After all, one justification for a revised 2009 deal for the railyard, as detailed in an affidavit from the then-Chairman of the Metropolitan Transportation Authority (MTA) Dale Hemmerdinger, was that the platform must be built before Forest City could start earning revenue.

That was misleading then, because there were other places for Forest City to build. And it's even more misleading now.

Current plans

As I reported last month, one investment analyst asked if, given the rents today, whether building a platform for towers over the railyard works. (The far western segment of the railyard, perhaps one-fourth of the 8.5 acres, has already been used for part of the arena block.)

Platform designs, executive MaryAnne Gilmartin said, "have become quite sophisticated and simplified at the same time," given other developers' plans to build on the West Side Yards in Manhattan and other projects.

While Forest City has planned scenarios "where we build the platform at certain estimated costs," she said, "certainly the focus of the day is the arena block... There's a second block, 1129, which is terra firma... These four buildings here... we have seven buildings that we we will build before we commence construction on any platform buildings. And so, we're working on it, but I can tell you that the focus today is on the arena block."

The MTA lawsuit: platform crucial?

Several groups, led by Develop Don't Destroy Brooklyn, sued unsuccessfully to annul the 2009 revision of the Vanderbilt Yard deal, in which Forest City, instead of paying $100 million for railyard development rights up front, would put $20 million down and have up to 21 years to pay the rest, at a gentle interest rate. It also could build a smaller permanent replacement railyard than originally approved.

In an affidavit, Hemmerdinger stated: "The board also took into consideration the 'tremendous up front investment by the buyer to actually build the platform' over the VD [Vanderbilt] Yard, which must be made before the developer can build the revenue generating portions of the proposal."

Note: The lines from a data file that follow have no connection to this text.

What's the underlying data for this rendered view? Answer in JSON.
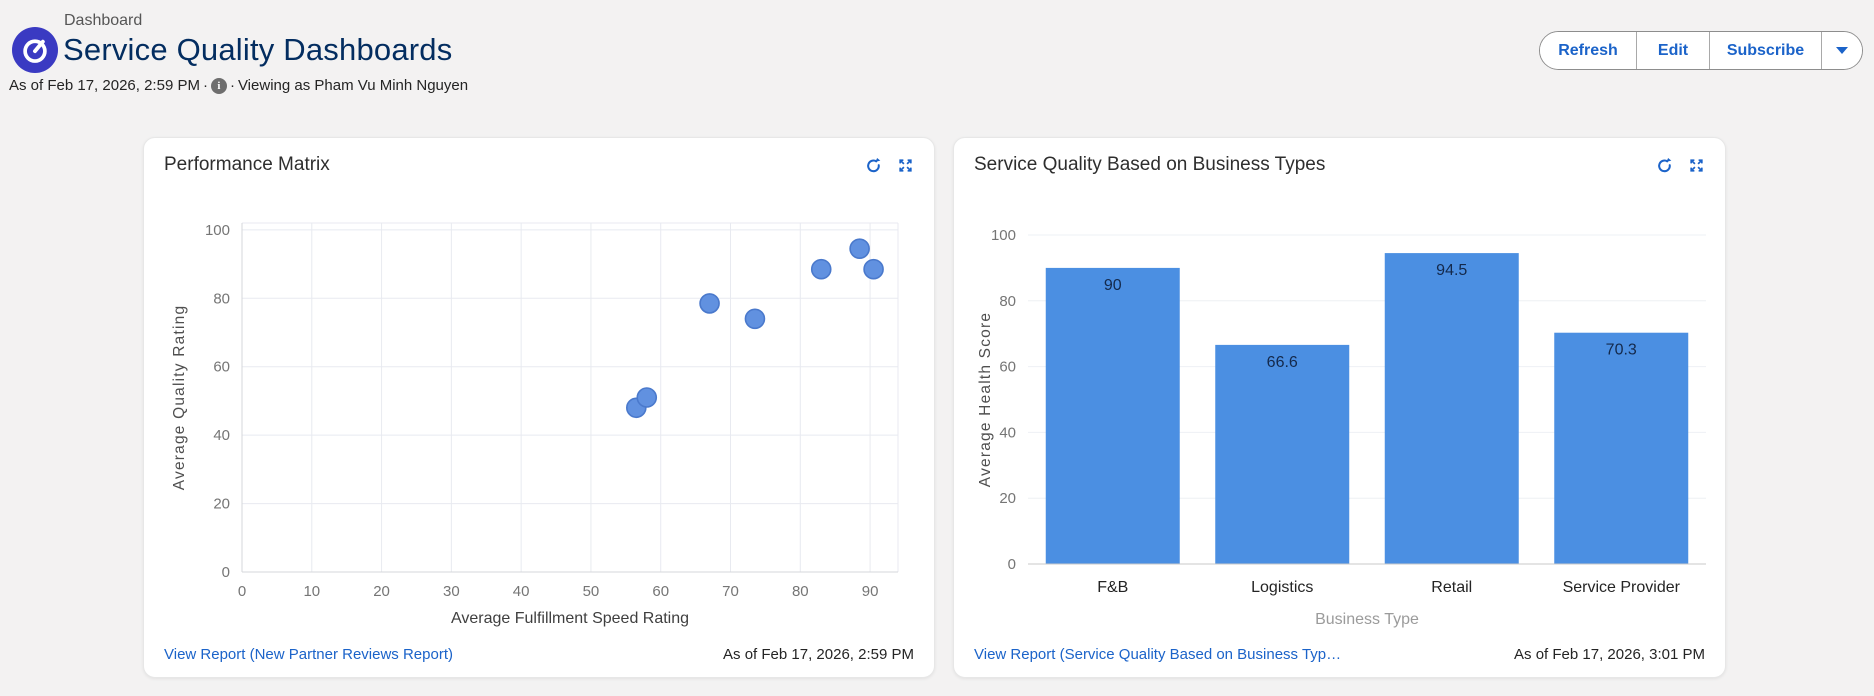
{
  "header": {
    "breadcrumb": "Dashboard",
    "title": "Service Quality Dashboards",
    "as_of": "As of Feb 17, 2026, 2:59 PM",
    "dot": "·",
    "info_glyph": "i",
    "viewing_as": "Viewing as Pham Vu Minh Nguyen",
    "buttons": {
      "refresh": "Refresh",
      "edit": "Edit",
      "subscribe": "Subscribe"
    },
    "accent_color": "#1b63c9",
    "logo_color": "#3a3ac2"
  },
  "left_card": {
    "title": "Performance Matrix",
    "footer_link": "View Report (New Partner Reviews Report)",
    "footer_timestamp": "As of Feb 17, 2026, 2:59 PM"
  },
  "right_card": {
    "title": "Service Quality Based on Business Types",
    "footer_link": "View Report (Service Quality Based on Business Typ…",
    "footer_timestamp": "As of Feb 17, 2026, 3:01 PM"
  },
  "chart_data": [
    {
      "type": "scatter",
      "title": "Performance Matrix",
      "xlabel": "Average Fulfillment Speed Rating",
      "ylabel": "Average Quality Rating",
      "xlim": [
        0,
        94
      ],
      "ylim": [
        0,
        102
      ],
      "xticks": [
        0,
        10,
        20,
        30,
        40,
        50,
        60,
        70,
        80,
        90
      ],
      "yticks": [
        0,
        20,
        40,
        60,
        80,
        100
      ],
      "grid": true,
      "legend": "none",
      "points": [
        [
          56.5,
          48
        ],
        [
          58,
          51
        ],
        [
          67,
          78.5
        ],
        [
          73.5,
          74
        ],
        [
          83,
          88.5
        ],
        [
          88.5,
          94.5
        ],
        [
          90.5,
          88.5
        ]
      ],
      "point_color": "#6191e0",
      "point_border": "#4a79cc"
    },
    {
      "type": "bar",
      "title": "Service Quality Based on Business Types",
      "xlabel": "Business Type",
      "ylabel": "Average Health Score",
      "ylim": [
        0,
        100
      ],
      "yticks": [
        0,
        20,
        40,
        60,
        80,
        100
      ],
      "grid": true,
      "legend": "none",
      "categories": [
        "F&B",
        "Logistics",
        "Retail",
        "Service Provider"
      ],
      "values": [
        90,
        66.6,
        94.5,
        70.3
      ],
      "value_labels": [
        "90",
        "66.6",
        "94.5",
        "70.3"
      ],
      "bar_color": "#4b8fe2",
      "value_label_color": "#14294b"
    }
  ]
}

His statement pointed to page 4 of the transcript, which referred to comments by board member Mark Page
So, what we are selling is the space above [the rail yard] and to have an opportunity to actually realize value for the space above our land requires a tremendous up front investment by the buyer to actually build the platform which comes in up front expensive major investment before the buyer can then move on to building whatever they are going to build which would ultimately enable them to realize revenue to pay for all of this."
Misleading statements

The statements from both Hemmerdinger and Page, though not quite the same, are misleading. But both leave the impression that, only only after building the platform could Forest City realize value from its investment.

Not so.

Yes, only the platform would produce revenue from the air rights directly above it.

However, the MTA deal unlocked the revenue-generating potential for the entire project, including the arena; the towers around it on the arena block; and towers on the rest of the project site outside the Vanderbilt Yard.

Those latter towers include the southeast block; Site 5 (on the west side of Flatbush Avenue); and even the site just east of Sixth Avenue between Dean and Pacific streets.

What's different now?

What's different between then and now?

Now we know for sure that Forest City plans to build on the southeast block before building a platform, rather than proceeding--as once suggested--in a more methodical clockwise fashion, building on both the railyard and adjacent land.